La entrada al Gran Bazar de Estambul
Estambul. Pausa. La ciudad merece detenerse, despacio, en cada una de sus letras. Es-tamb-bul. Sílaba a sílaba, se te mete por los poros. Sin esperarlo, una e mayúscula inicia la travesía, una e que te explota con olores de mercado antiguo, de comida en la calle, de puentes sobre el mar sucio.
La vida de sus calles sorprende por la mezcla inesperada con que se muestra: pañuelos para las mujeres y barbas para los hombres, al estilo más puramente islámico, y tenderetes minúsculos de esencias y comidas, como en Marruecos, bebiendo y hermanándose de la tradición de países árabes más o menos próximos, pero también escotes y vaqueros ajustados, tatuajes y letreros luminosos, como gritando que esto también es -o quiere ser- Europa, que la modernidad aterrizó para quedarse.

Interior de una mezquita
El contraste resalta, más que cualquier otro aspecto, para el visitante.

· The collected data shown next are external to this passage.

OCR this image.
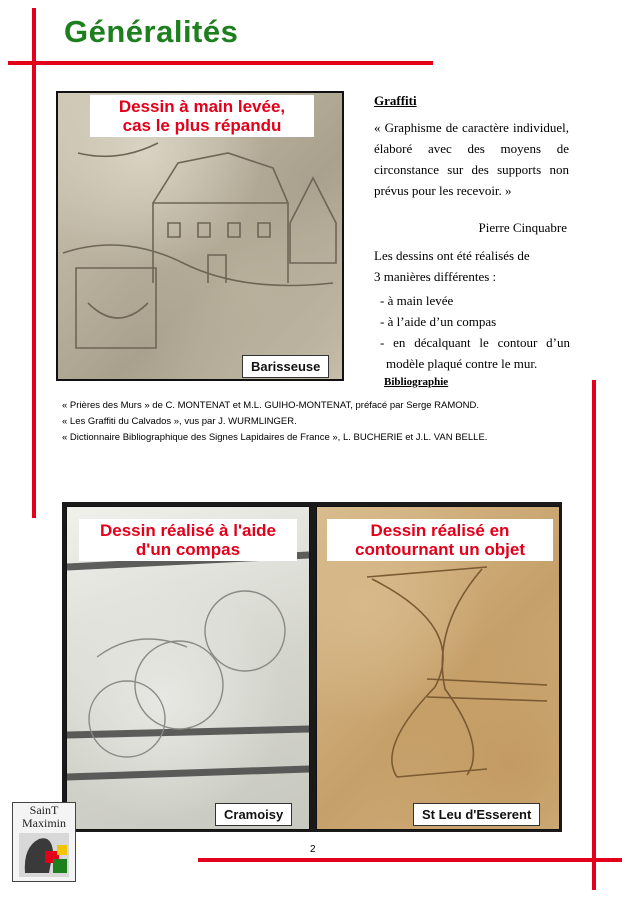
Généralités
Dessin à main levée,
cas le plus répandu
Barisseuse

Graffiti

« Graphisme de caractère individuel, élaboré avec des moyens de circonstance sur des supports non prévus pour les recevoir. »

Pierre Cinquabre

Les dessins ont été réalisés de
3 manières différentes :

- à main levée
- à l’aide d’un compas
- en décalquant le contour d’un modèle plaqué contre le mur.

Bibliographie

« Prières des Murs » de C. MONTENAT et M.L. GUIHO-MONTENAT, préfacé par Serge RAMOND.
« Les Graffiti du Calvados », vus par J. WURMLINGER.
« Dictionnaire Bibliographique des Signes Lapidaires de France », L. BUCHERIE et J.L. VAN BELLE.
Dessin réalisé à l'aide
d'un compas
Cramoisy
Dessin réalisé en
contournant un objet
St Leu d'Esserent
2
SainT
Maximin
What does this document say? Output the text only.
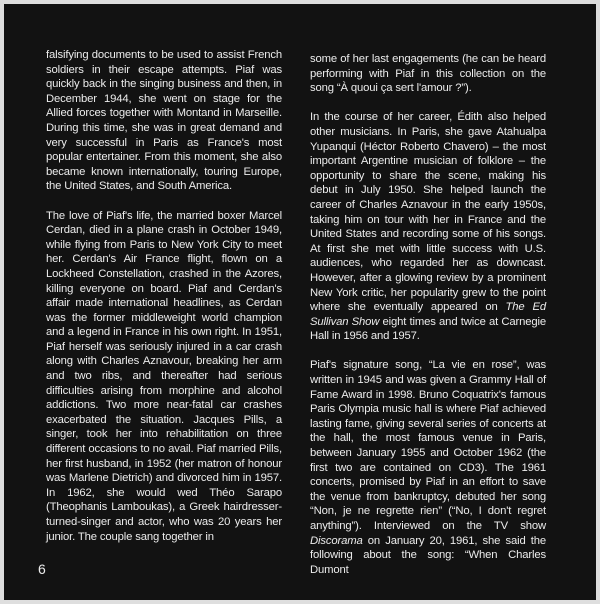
falsifying documents to be used to assist French soldiers in their escape attempts. Piaf was quickly back in the singing business and then, in December 1944, she went on stage for the Allied forces together with Montand in Marseille. During this time, she was in great demand and very successful in Paris as France's most popular entertainer. From this moment, she also became known internationally, touring Europe, the United States, and South America.

The love of Piaf's life, the married boxer Marcel Cerdan, died in a plane crash in October 1949, while flying from Paris to New York City to meet her. Cerdan's Air France flight, flown on a Lockheed Constellation, crashed in the Azores, killing everyone on board. Piaf and Cerdan's affair made international headlines, as Cerdan was the former middleweight world champion and a legend in France in his own right. In 1951, Piaf herself was seriously injured in a car crash along with Charles Aznavour, breaking her arm and two ribs, and thereafter had serious difficulties arising from morphine and alcohol addictions. Two more near-fatal car crashes exacerbated the situation. Jacques Pills, a singer, took her into rehabilitation on three different occasions to no avail. Piaf married Pills, her first husband, in 1952 (her matron of honour was Marlene Dietrich) and divorced him in 1957. In 1962, she would wed Théo Sarapo (Theophanis Lamboukas), a Greek hairdresser-turned-singer and actor, who was 20 years her junior. The couple sang together in

some of her last engagements (he can be heard performing with Piaf in this collection on the song “À quoui ça sert l'amour ?”).

In the course of her career, Édith also helped other musicians. In Paris, she gave Atahualpa Yupanqui (Héctor Roberto Chavero) – the most important Argentine musician of folklore – the opportunity to share the scene, making his debut in July 1950. She helped launch the career of Charles Aznavour in the early 1950s, taking him on tour with her in France and the United States and recording some of his songs. At first she met with little success with U.S. audiences, who regarded her as downcast. However, after a glowing review by a prominent New York critic, her popularity grew to the point where she eventually appeared on The Ed Sullivan Show eight times and twice at Carnegie Hall in 1956 and 1957.

Piaf's signature song, “La vie en rose”, was written in 1945 and was given a Grammy Hall of Fame Award in 1998. Bruno Coquatrix's famous Paris Olympia music hall is where Piaf achieved lasting fame, giving several series of concerts at the hall, the most famous venue in Paris, between January 1955 and October 1962 (the first two are contained on CD3). The 1961 concerts, promised by Piaf in an effort to save the venue from bankruptcy, debuted her song “Non, je ne regrette rien” (“No, I don't regret anything”). Interviewed on the TV show Discorama on January 20, 1961, she said the following about the song: “When Charles Dumont

6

Es posible caminar por el Gran Bazar o, más aún, por las estrechas y serpenteantes callejuelas aledañas, e imbuirse de sensaciones parecidas a las que habrían de sentirse cinco siglos atrás por este mismo escenario. Se puede, además, penetrar, una a una, en los cientos -tal vez miles- de mequitas que se enseñorean en los más inopinados rincones; dentro, sin zapatos, el ambiente es acogedor, próximo pese a lo enorme de las construcciones y la altura de las bóvedas, mientras las letras en árabe hablan de Alá y Mahoma y sumisión a dios.

La Santa Sofía, en Estambul
Pero luego, fuera, más tarde que la última llamada a la oración haya retumbado junto a la puesta de sol, otro lugar renace: el de las calles más modernas done la luz y las farolas rivalizan por hacerse notar, con bares de música en directo y gente bailando en las terrazas. Las canciones se prolongan hasta bien entrada la madrugada, algunas en inglés, otras en turco, incluso alguna española. No es sábado, sino martes. Un martes cualquiera del mes de agosto. Las prohibiciones para musulmanes casi no sirven aquí. No es sitio para el Corán, sino para la fiesta. Turquía enseña fiera su espíritu laico cuando hace falta.
Y queda mucho más. Media ciudad en Asia, con un mar de por medio, que convierte un paseo en barco en una travesía entre dos continentes. También puertos, y carreteras, y millones de coches peleando por sus centímetros de asfalto, y camiones y autobuses. Y trenes, claro, siempre trenes. Los que amanecen en la ciudad inventada y los que paran horas en la frontera, territorio de policías estúpidos que se sienten fuertes frente a los pasaportes. Y, seguro, rincones imposibles de encontrar lleno de esencias, sabores a kebab y carne de cordero, botellas de agua por cincuenta céntimos, turcos simpáticos. Estambul. Llenando mi boca, mis oídos y mis palabras. Paladeándola. Essstammmmbuuuuuuuuuuuulllllllllll…………….
Oye pues a mí me han entrado ganas de darme una vuelta por allí…
¿No te suena a cuentecito, susurrado por las noches?
Oye, leí ayer este artículo y me quedé con ganas de decirte: WOW!¡Qué bien escribes! A mí también me dan unas ganas increíbles de irme para allí
Oops.. creo que se me olvido firmar. Soy Eli 🙂
Mu bien escrito. Pa mi que se ajusto todo a la idea que yo tenia de alli y me trajo recuerdos de momentos ya vividos, gracias.